Now that a few days had passed and I hadn’t even stared to prepare, sand or paint, I was anxious to get started. Enter second problem. My husband noticed that some of the corners on the drawers were starting to peel away from the drawer fronts. Nothing wood glue couldn’t fix, however, the gap was so small you could not squeeze glue into it. More research led me to try using a syringe to squeeze glue into the opening. Unfortunately, that didn’t work. We even watered the glue down a bit but the medical syringe we used was just too small. What did work was pushing the glue down the crack with a notecard. The notecard was thin enough to fit and firm enough to push the glue. After we pushed the glue down behind the wood veneer, we clamped the drawers and let them sit overnight.

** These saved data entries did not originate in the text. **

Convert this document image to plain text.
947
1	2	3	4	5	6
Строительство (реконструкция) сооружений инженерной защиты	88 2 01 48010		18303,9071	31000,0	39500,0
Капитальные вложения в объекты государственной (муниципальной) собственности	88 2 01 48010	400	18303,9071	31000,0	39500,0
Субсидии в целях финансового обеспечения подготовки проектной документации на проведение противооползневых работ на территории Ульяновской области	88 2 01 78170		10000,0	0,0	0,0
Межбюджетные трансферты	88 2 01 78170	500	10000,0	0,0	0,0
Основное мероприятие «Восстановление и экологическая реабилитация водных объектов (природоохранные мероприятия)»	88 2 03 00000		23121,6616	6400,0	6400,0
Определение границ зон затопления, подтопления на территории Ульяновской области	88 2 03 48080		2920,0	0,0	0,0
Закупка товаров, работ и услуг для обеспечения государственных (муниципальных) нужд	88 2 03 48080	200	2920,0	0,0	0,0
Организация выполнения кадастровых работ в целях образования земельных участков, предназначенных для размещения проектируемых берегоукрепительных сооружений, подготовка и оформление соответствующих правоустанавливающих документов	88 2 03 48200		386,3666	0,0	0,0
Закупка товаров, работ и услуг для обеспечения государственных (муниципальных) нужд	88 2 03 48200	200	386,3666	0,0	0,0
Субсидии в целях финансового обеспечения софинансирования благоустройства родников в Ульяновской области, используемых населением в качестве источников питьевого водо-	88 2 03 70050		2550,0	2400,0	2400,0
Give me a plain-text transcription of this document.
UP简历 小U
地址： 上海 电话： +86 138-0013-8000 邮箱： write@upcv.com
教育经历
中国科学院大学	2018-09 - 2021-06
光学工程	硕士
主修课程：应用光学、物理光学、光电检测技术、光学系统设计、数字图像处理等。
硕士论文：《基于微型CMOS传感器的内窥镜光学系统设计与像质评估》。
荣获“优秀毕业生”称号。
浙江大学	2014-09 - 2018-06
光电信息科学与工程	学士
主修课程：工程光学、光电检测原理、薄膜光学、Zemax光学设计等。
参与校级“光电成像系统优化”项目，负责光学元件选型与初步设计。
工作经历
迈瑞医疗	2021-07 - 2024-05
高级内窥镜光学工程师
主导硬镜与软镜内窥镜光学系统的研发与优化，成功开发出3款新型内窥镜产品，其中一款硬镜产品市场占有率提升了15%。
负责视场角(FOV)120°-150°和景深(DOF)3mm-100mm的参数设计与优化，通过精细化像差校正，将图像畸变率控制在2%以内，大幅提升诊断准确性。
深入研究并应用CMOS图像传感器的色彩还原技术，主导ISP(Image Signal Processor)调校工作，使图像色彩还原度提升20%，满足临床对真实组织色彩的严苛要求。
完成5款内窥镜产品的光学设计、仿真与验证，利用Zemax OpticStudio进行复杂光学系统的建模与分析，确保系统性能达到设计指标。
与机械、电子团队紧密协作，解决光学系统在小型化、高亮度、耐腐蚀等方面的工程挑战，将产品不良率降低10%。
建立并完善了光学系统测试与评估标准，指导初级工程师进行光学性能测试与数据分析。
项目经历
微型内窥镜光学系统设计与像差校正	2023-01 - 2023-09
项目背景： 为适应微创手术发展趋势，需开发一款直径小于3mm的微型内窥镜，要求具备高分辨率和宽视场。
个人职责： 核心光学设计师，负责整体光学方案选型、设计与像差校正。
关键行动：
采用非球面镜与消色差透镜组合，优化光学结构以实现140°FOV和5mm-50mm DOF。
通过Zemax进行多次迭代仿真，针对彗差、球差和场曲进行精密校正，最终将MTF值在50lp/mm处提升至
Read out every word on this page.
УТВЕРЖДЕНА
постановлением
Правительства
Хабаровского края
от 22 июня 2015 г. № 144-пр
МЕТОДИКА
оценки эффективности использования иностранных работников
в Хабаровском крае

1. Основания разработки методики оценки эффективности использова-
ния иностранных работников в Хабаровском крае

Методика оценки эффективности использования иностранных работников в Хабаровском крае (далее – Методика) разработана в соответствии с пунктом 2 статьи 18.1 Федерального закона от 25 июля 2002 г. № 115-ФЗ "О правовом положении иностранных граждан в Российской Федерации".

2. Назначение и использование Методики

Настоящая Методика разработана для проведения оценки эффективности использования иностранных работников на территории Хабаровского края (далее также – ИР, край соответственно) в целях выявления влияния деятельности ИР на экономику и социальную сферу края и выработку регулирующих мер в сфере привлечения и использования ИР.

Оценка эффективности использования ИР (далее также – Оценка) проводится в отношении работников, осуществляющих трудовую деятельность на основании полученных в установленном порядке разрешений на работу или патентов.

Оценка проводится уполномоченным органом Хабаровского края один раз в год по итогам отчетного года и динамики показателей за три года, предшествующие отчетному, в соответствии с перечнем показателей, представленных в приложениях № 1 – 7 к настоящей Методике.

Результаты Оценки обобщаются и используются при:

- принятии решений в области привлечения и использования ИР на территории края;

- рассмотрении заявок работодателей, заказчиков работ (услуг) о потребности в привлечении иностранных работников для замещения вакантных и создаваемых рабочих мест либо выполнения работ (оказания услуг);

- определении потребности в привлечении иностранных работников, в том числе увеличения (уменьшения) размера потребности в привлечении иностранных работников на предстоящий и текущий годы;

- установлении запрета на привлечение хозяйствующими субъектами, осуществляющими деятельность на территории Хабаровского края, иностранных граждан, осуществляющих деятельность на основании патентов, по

Finally, I got started. I know from experience that dark stain and furniture pieces that date prior to the 50’s typically need primer. You hear all the time that if you use chalk paint that you don’t need to prime. Let the picture below be used as evidence that this statement is not always true. You do need to prime in some cases. The dark stain came right through the CoCo within seconds.
So, I had to let the CoCo dry and then go back to prime the entire dresser. Using Zinsser primer with the gold label is my primer of choice. It goes on thick and easy and dries pretty quickly. Once the primer dried, about 2 hours, I gave the dresser a very light sanding.
Although days had passed, I finally was able to paint. I painted the front and sides Annie Sloan chalk paint Old White. The top and drawer fronts were painted in CoCo. Then I distressed the piece and applied clear and dark wax. Only the CoCo got the dark wax. Remember to put on clear wax first before you apply the dark wax. If you don’t like the dark wax or think it’s a bit heavy or streaky, put clear wax right on top of it and rub hard. You can rub the dark wax off. This is another reason I prefer using a thick cloth to apply the wax. A brush would not remove dark wax.
I didn’t use the original hardware because I just didn’t like it. Even painted I didn’t think it would look nice on the dresser. Luckily I have a Hobby Lobby near me and their knobs are cute and don’t cost a lot.
Even though this piece was a royal pain, it turned out well. I really like the CoCo paired with Old White. I think my favorite part is the sides of the dresser. I love how the vertical lines add texture and detail to the otherwise simple dresser.